UAlberta Math Biology Seminar: Tianxu Wang
Topic
Modeling Multiscale Pollution Effects with Data and Theory
Speakers
Details
Pollution is a pervasive environmental stressor that affects biological systems across multiple levels of organization, from cellular processes to individual behavior and population dynamics. While numerous empirical studies document these effects, general principles linking pollution impacts across scales remain poorly understood.
This work develops a mathematical modeling framework to investigate how pollution-induced perturbations propagate across biological levels and influence ecological systems. At the cellular level, we examine how pollutants disrupt pigment cell interactions and alter fish pattern formation. At the individual level, we study how sub-lethal pollution exposure modifies animal personality traits, such as boldness and shyness, and affects behavioral variability. At the population level, we analyze how pollution interacts with additional environmental stressors, including nutrient limitation and spatially heterogeneous risk, to shape species adaptation, movement strategies, and population stability.

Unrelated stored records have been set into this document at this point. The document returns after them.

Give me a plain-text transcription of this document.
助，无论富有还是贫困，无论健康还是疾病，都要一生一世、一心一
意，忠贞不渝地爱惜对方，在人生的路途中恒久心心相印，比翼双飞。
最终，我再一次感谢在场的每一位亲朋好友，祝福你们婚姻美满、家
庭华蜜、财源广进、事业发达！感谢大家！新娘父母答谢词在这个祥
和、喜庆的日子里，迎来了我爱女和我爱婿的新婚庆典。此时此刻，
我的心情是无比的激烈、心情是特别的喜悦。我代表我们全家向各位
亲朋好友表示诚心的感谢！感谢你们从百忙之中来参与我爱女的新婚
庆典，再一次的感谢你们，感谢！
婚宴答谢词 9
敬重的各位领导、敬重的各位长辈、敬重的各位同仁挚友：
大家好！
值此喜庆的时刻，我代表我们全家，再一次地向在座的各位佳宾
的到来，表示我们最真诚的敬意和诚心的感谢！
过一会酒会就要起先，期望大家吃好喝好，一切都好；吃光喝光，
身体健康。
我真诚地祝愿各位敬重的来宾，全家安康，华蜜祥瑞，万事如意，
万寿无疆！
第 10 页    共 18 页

By integrating ordinary and partial differential equations with agent-based models, we establish well-posedness, analyze dynamical behaviors, and support theoretical findings with numerical simulations. Our results demonstrate how small-scale disruptions can generate large-scale ecological consequences, including pattern changes, shifts in population structure, and altered species persistence. Overall, this work provides a unified multiscale perspective on pollution-driven ecological dynamics and offers insights into the mechanisms governing ecological responses to environmental stress.